The ordinary session of the Diet convened on January 25, and the Japanese Communist Party held a JCP Diet members' meeting on the day.

JCP Chair Shii Kazuo at the meeting said, "This Diet session is very important for defending the living standards of the public as well as the peace in Japan, and for making advances in the upcoming nationwide simultaneous local elections and the Upper House election. In the Diet discussions, the JCP will focus on three major issues in a way that displays the JCP's unique value."

Firstly, Shii called for efforts to reduce poverty and the social gap and to defend the living standards of the public. He criticized the Abe Shinzo Cabinet's FY 2007 draft budget for increasing tax burdens on the public, cutting social welfare services, and reducing taxes for large corporations and the wealthy, thus further exacerbating the problem of increasing poverty and growing social disparities. He said that the JCP will work for a drastic revision of the budget.

The JCP chair also stressed the need to carry out the struggle to press the government and ruling parties to give up their plan to establish a "white-collar exemption" system that will force workers to work long hours without overtime pay.

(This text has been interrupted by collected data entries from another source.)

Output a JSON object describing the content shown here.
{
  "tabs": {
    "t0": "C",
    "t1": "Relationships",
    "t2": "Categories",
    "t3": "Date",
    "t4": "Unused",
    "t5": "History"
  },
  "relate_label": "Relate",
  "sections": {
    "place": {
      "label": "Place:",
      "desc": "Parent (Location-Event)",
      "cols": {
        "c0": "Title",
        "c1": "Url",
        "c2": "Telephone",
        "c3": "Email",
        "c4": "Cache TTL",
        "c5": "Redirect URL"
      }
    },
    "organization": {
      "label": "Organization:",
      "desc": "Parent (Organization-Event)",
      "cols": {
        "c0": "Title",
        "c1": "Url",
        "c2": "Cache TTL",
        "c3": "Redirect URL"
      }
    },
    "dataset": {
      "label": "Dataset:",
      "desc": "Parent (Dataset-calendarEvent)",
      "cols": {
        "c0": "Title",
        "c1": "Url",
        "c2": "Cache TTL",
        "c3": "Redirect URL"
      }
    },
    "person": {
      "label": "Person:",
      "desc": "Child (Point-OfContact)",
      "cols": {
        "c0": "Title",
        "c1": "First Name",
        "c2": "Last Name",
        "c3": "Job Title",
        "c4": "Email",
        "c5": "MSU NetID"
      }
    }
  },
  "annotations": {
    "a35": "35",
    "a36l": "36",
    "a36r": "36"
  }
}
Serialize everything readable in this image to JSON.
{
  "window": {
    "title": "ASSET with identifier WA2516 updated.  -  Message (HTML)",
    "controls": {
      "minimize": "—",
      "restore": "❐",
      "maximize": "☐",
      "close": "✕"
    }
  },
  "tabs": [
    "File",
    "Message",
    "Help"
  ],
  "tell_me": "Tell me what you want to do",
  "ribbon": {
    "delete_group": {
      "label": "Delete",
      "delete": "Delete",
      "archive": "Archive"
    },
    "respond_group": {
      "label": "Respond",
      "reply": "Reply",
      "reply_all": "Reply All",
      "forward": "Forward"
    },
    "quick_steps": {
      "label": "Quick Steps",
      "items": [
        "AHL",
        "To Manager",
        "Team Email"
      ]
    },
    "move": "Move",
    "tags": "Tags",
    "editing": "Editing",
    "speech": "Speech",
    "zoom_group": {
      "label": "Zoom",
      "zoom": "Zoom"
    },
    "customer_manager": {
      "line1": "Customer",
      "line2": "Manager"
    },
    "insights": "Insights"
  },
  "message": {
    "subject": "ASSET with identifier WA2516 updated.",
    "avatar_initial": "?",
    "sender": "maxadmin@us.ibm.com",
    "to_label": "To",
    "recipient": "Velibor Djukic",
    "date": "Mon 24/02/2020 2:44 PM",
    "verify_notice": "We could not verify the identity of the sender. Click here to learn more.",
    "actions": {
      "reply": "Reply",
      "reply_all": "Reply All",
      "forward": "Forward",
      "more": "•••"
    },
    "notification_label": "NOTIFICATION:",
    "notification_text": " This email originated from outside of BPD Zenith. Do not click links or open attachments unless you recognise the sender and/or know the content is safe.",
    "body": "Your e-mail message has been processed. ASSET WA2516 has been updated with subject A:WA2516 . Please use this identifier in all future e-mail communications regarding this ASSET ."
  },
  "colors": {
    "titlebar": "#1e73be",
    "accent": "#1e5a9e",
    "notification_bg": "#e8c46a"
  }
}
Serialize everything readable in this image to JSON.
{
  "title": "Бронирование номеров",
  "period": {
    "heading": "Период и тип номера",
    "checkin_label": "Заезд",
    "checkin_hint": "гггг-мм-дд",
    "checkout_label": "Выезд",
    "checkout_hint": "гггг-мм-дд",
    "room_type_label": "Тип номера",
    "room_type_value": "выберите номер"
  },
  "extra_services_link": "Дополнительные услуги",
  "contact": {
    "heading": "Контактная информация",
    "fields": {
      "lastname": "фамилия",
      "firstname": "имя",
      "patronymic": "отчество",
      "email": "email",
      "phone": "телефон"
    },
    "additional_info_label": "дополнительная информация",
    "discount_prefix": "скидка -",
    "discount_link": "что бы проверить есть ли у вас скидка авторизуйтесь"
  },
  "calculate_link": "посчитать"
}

The second issue that needs to be discussed is the defense of the Constitution, peace, and democracy. Prime Minister Abe is calling for the enactment "as early as possible" in this Diet session of a national referendum bill to pave the way for constitutional revisions.

Shii said, "It is important to thoroughly reveal in discussions that the enactment of this bill is inseparable from the revision of Article 9." He also pointed out that this bill is quite unfair and undemocratic in that it will enable a constitutional revision with the approval of only 20 percent of eligible voters since it does not provide for a minimum required voter turnout.

The third task is the eradication of political corruption as revealing in the allegedly falsified political funds reports made by Liberal Democratic and Democratic party members.

Shii said the JCP will urge them to disclose the facts before the public, demand that the prime minister be held responsible for investigating the suspicions involving his cabinet members, and push the LDP and DPJ to come to clean.

Shii pointed out that while the approval rating for the Abe Cabinet is rapidly decreasing, the DPJ is unable to establish a reliable framework to counter the government. Emphasizing that under this situation the number of those who have no party preference has been dramatically increasing, he said, "The situation calls on the JCP to play its role. Let us carry out struggles that will meet the demands of the people who have no party to support."